Sensing some serious chinks in Rafael Nadal’s Wimbledon armour, former champion Pat Cash believes Nick Kyrgios has the game to genuinely trouble the world No.1 in the fourth round.

Australian teenager Kyrgios continued his dream Wimbledon debut by defeating 68th-ranked Czech Jiri Vesely 3-6 6-3 7-5 6-2 in the third round on Saturday.

In doing so he set up a last-16 showdown with 14-time major champion Nadal on Tuesday, a match held over an extra day due to rain delays and likely to be played on the All England Club’s famed Centre Court.

Wildcard Kyrgios, ranked 144th and the at 19 the youngest man in the draw, believes anything is possible but a win would rank among the biggest upsets in Wimbledon history.

However Australian Cash, the 1987 champion, wouldn’t be surprised to see big-hitting Kyrgios take a set or two off Nadal, who has lost the first set in all of his three matches so far.

“I’ve watched Rafa play three times now, watched him very closely, and if Nick wants my advice I’d be more than happy to give it to him,” Cash said.

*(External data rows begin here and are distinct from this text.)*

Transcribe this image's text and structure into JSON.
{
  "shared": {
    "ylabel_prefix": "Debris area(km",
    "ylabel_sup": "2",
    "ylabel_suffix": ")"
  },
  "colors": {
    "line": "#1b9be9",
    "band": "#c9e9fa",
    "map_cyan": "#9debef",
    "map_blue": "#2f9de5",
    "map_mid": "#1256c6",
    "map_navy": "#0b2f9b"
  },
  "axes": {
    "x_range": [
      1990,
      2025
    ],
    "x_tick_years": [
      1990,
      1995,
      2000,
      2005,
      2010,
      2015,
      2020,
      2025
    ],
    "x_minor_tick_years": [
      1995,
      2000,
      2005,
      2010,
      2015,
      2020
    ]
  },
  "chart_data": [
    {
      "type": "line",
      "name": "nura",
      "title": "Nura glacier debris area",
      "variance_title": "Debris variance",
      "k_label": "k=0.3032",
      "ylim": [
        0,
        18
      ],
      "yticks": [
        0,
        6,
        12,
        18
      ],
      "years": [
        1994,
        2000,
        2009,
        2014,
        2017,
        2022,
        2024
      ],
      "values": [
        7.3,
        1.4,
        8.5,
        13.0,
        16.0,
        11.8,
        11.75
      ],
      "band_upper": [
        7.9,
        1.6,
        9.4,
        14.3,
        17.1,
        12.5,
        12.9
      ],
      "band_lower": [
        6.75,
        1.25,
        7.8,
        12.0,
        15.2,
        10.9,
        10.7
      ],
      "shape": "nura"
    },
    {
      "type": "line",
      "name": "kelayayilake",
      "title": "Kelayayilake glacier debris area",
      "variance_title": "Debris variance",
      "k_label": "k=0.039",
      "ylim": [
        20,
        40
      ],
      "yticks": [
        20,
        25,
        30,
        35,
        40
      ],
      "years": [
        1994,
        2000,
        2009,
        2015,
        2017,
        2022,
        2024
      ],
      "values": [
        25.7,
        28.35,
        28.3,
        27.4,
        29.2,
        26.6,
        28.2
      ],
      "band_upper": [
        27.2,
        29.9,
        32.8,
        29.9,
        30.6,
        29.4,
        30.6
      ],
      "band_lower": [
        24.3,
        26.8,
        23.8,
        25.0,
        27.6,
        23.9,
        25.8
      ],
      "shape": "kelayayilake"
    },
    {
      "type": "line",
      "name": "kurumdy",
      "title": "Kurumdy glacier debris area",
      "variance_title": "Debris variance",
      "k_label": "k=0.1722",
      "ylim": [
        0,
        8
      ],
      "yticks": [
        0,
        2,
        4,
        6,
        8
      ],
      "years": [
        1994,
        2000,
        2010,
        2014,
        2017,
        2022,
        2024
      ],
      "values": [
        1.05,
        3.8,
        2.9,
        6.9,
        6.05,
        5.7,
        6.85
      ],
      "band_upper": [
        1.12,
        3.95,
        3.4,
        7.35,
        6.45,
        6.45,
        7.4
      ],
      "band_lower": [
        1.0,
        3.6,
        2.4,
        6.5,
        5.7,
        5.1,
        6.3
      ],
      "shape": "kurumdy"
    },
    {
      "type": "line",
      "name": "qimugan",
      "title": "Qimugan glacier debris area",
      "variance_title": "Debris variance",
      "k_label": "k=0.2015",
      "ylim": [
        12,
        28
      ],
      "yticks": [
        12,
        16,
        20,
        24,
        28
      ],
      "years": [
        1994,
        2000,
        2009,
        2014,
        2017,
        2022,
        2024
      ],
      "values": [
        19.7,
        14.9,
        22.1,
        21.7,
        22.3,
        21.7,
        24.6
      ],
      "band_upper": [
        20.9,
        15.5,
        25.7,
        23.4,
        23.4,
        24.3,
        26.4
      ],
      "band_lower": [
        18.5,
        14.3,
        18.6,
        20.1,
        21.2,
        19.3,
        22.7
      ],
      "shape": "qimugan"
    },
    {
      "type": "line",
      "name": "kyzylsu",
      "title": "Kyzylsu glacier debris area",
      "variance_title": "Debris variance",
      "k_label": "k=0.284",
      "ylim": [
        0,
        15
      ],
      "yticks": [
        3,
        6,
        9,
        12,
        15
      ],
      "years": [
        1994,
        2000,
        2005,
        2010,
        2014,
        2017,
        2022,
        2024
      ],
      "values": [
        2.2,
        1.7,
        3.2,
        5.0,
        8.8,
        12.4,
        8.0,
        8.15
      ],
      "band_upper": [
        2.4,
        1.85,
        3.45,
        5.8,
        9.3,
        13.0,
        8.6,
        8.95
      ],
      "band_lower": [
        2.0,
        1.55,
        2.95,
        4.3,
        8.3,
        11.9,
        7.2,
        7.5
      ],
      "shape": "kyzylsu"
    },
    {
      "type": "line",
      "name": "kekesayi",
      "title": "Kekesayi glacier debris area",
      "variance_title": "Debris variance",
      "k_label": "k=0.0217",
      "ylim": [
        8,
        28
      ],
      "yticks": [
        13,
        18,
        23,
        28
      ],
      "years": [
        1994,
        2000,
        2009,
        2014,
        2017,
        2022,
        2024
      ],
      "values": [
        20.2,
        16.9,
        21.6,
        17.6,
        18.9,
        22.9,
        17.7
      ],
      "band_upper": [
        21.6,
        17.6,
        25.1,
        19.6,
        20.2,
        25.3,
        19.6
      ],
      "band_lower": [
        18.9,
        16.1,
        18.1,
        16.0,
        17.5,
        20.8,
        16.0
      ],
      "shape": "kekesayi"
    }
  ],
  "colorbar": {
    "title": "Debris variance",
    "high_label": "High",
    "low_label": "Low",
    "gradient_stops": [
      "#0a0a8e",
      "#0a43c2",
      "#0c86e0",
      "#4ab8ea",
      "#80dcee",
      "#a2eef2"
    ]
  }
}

“I think he’s got some firepower to trouble him to be honest. He’s got nothing to lose and the firepower to do some damage.

“It’s a big ask to say he’s going to win or get more than a set but you never know. Either way, it doesn’t matter. It’s just a great experience for him.”

Two of Nadal’s majors have come at Wimbledon, in 2008 and 2010, but in recent years he’s looked most vulnerable on grass – reaching the last 16 this year for the first time since 2011.

“He’s not timing the ball as well as you’d like at the moment and I don’t think his accuracy is quite there,” Cash said after Nadal defeated Kazakhstan’s Mikhail Kukushkin 6-7(4) 6-1 6-1 6-1 on Saturday.

“He didn’t return particularly well and I think that’s where Nick is going to have a good advantage.

“He will get a chance to hit some short balls and go for it.”

Kyrgios has served superbly so far, leading the tournament with 76 aces in three matches.

Doubles legend Todd Woodbridge said that would again be key against Nadal.

“He’s also going to have to use the lines well and be patient,” Woodbridge said.

“If he lets himself be dictated and moved around the court too much with the Rafa groundstrokes, he’ll find himself in trouble.

“Anybody that beats Nadal has to stand up in the court and take him on.”

Having proved his ability to handle pressure in saving nine match points to beat 13th seed Richard Gasquet in the second round, Australian Davis Cup coach Josh Eagle believes Kyrgios will relish the huge occasion.

“He’ll believe that he can win. He backs himself in these big moments like very few players do,” Eagle said.

“I think Rafa will be pretty nervous about this match. I think if all things go his way, Nick’s certainly going to be in there with a real chance.”

Kyrgios is bidding to become the youngest man to reach the Wimbledon quarterfinals since compatriot Bernard Tomic in 2011 and the first man to make the last eight on debut since Florian Mayer in 2004.